Hewlett-Packard logo is displayed on the entrance to the company’s headquarters in Palo Alto, California. HP has given up control of its $4.5bn Chinese unit to try to change its fortunes after acknowledging twice this year that the performance of the business has been disappointing.

Bloomberg
Beijing


Hewlett-Packard Co has given up control of its $4.5bn Chinese unit to try to change its fortunes after acknowledging twice this year that the performance of the business has been “disappointing.”
Hewlett-Packard rallied 5.1% in two days after posting higher-than-estimated earnings and saying that it will sell 51% of its networking and server operations in the country to an arm of Beijing’s elite Tsinghua University, the alma mater of Chinese President Xi Jinping. The company is betting that ceding ownership to the state-owned Chinese firm will help it boost sales as the government presses the country’s banks, military and major enterprises to stop buying most foreign technology.
The deal highlights what’s necessary to succeed in the world’s No. 2 economy as the Chinese government promotes home- grown technology at the expense of companies like Cisco Systems Inc and International Business Machines Corp. Tsinghua beat rival bidders through its advantages as a state-owned company and ready access to capital, according to Zhao Weiguo, its investment arm’s billionaire chairman.
“We do have our secrets, but all of them are legal,” Zhao told reporters in Beijing on Friday. “I don’t want to talk about products, technology and so on, because when you’re dealing with M&A, other factors are more important.”
Hewlett-Packard gained 2.8% to $34.76 at the close Friday in New York. On Thursday the shares gained 2.3% after the computer maker, which plans to separate into two companies, announced the Chinese deal. Earnings for the quarter ended in April, released Thursday after the markets closed, came in at 87 cents a share excluding some items, beating the 86-cent average of analysts’ estimates compiled by Bloomberg.
Zhao’s firm beat state-owned China Huaxin Post & Telecommunication Economy Development Center for the holding in the Hewlett-Packard business, even though Huaxin had won pre-approval for the deal from the country’s top economic planning agency, according to people familiar with the matter. They asked not to be identified discussing private information. The government typically gives only one company the go-ahead to pursue a deal, in order to avoid Chinese firms competing and driving up the price. The economic planning agency, called the National Development and Reform Commission, didn’t immediately respond to a faxed request for comment. A Beijing-based press officer for Huaxin confirmed the company received NDRC approval for its bid.
China is moving to bolster its technology sector after Edward Snowden revealed widespread spying by the US National Security Agency and accused the intelligence service of hacking into the computers of Tsinghua University. President Xi called for faster development of the domestic technology industry at the first meeting of his newly created Internet security panel in February last year.

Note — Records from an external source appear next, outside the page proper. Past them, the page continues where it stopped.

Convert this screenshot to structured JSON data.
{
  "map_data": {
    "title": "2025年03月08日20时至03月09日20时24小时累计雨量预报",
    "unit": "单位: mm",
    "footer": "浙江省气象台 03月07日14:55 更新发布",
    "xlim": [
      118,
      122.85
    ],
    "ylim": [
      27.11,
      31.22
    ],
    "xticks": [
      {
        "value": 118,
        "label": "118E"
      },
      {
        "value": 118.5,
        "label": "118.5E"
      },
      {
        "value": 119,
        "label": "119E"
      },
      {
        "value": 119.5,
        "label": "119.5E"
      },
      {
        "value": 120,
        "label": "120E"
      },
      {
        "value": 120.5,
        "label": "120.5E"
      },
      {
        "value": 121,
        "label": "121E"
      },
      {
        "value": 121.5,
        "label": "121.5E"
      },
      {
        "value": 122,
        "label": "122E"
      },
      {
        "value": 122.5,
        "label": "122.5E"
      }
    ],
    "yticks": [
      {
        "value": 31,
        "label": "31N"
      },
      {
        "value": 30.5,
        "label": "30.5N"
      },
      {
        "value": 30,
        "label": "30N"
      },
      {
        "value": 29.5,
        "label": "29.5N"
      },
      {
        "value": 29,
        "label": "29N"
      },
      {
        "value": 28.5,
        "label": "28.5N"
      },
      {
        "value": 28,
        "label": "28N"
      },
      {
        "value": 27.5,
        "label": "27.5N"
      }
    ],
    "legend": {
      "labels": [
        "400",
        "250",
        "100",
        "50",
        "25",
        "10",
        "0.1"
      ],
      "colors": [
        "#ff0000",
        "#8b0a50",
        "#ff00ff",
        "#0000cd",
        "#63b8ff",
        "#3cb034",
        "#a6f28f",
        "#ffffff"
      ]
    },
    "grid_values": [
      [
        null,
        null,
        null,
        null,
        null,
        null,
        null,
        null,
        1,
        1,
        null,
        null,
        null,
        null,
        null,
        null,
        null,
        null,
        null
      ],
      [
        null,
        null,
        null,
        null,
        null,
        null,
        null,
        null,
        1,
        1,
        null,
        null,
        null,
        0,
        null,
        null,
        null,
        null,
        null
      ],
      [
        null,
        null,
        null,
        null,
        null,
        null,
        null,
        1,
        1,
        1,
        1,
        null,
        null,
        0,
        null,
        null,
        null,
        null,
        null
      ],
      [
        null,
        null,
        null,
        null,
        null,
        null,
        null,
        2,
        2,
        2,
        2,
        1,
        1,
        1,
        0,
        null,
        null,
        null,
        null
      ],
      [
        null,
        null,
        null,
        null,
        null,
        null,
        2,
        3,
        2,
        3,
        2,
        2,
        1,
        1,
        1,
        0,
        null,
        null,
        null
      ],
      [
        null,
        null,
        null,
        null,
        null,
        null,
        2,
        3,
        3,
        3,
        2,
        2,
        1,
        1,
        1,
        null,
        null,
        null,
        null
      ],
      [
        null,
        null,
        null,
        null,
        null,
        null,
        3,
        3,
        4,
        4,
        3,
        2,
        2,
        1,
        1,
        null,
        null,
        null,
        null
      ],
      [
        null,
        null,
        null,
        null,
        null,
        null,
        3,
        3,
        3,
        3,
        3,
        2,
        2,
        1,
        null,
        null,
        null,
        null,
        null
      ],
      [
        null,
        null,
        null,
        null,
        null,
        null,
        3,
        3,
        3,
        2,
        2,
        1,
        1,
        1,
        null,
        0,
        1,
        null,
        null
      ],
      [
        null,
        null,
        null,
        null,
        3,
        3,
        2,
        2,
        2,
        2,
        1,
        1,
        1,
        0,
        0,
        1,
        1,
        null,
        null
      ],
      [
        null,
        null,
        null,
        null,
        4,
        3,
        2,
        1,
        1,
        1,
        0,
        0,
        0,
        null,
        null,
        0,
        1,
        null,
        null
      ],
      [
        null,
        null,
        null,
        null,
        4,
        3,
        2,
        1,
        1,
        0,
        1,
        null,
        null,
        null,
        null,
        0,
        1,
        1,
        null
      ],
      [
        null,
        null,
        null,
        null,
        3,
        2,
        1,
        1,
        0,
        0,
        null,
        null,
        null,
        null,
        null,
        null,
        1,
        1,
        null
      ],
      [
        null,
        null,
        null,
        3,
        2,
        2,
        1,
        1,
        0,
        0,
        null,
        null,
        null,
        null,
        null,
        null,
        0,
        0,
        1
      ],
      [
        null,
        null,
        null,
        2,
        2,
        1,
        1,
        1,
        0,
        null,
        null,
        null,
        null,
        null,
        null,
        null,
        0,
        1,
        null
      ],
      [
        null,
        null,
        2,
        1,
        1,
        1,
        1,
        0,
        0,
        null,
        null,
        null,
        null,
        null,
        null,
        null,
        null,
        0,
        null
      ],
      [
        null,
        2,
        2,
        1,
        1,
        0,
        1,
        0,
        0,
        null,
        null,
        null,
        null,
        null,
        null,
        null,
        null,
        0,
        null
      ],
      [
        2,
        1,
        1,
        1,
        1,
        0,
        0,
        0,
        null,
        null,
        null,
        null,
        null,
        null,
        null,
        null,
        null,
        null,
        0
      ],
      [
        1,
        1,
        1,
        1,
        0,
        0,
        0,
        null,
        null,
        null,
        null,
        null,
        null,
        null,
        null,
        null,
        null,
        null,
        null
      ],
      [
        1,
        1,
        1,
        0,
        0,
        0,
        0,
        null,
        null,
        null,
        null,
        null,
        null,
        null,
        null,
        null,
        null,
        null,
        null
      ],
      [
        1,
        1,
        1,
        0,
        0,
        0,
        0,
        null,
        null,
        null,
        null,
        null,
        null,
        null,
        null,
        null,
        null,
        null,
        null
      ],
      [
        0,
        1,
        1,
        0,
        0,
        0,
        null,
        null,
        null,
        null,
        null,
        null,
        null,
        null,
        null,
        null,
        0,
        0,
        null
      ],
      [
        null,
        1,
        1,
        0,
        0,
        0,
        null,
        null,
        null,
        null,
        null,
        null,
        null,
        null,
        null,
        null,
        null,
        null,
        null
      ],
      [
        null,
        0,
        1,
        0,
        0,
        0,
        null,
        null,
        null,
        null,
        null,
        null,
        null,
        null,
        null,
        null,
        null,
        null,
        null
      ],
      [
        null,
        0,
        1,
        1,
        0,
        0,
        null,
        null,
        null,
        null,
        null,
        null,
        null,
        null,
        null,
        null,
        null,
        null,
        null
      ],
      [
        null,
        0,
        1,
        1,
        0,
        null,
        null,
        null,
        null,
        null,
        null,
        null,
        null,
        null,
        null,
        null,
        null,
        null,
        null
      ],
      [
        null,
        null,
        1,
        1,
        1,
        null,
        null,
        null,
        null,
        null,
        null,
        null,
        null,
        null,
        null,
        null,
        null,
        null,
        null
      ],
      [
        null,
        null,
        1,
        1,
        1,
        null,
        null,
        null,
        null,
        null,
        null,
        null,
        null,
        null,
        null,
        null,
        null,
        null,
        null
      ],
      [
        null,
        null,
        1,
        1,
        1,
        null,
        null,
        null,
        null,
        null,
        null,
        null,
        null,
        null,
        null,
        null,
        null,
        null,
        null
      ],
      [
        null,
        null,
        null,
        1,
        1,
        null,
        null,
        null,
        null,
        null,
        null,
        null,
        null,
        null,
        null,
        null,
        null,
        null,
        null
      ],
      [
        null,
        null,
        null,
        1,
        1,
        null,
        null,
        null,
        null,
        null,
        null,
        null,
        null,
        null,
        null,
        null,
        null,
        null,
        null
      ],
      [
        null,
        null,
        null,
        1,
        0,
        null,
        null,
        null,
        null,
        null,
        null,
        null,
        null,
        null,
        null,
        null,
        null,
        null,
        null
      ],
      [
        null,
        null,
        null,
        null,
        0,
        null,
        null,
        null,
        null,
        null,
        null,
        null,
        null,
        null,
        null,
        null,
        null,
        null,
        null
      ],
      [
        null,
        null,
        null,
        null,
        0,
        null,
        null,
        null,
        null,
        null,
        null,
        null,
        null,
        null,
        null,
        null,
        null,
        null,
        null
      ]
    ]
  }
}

“If the choice comes down to choosing a domestic vendor or a Western company, there’s definitely a preference for the domestics,” Stephen Yang, an analyst at brokerage Sun Hung Kai Financial Ltd in Hong Kong, said by phone on Friday. “The control has shifted to Tsinghua, but it’s safe to say that HP is still driving the strategy of that business.”
Hewlett-Packard will help appoint management for the Chinese venture, which is known as H3C, and Tsinghua won’t make major changes to its operations, Tsinghua Unisplendour Corp President Qi Lian said on Friday in Beijing. The US company will retain rights to H3C’s intellectual property and is keeping full ownership of its China-based enterprise services, software, HP Helion Cloud, Aruba Networks, printing and personal-systems businesses, which aren’t part of this deal.
Tsinghua is broadening the scope of its dealmaking after spending about $2.1bn to acquire semiconductor companies since 2013, according to data compiled by Bloomberg. It beat an arm of the Shanghai government to acquire chip designer RDA Microelectronics Inc in an $893mn deal completed last year, the data show.
Credit Suisse Group AG advised Hewlett-Packard on the sale.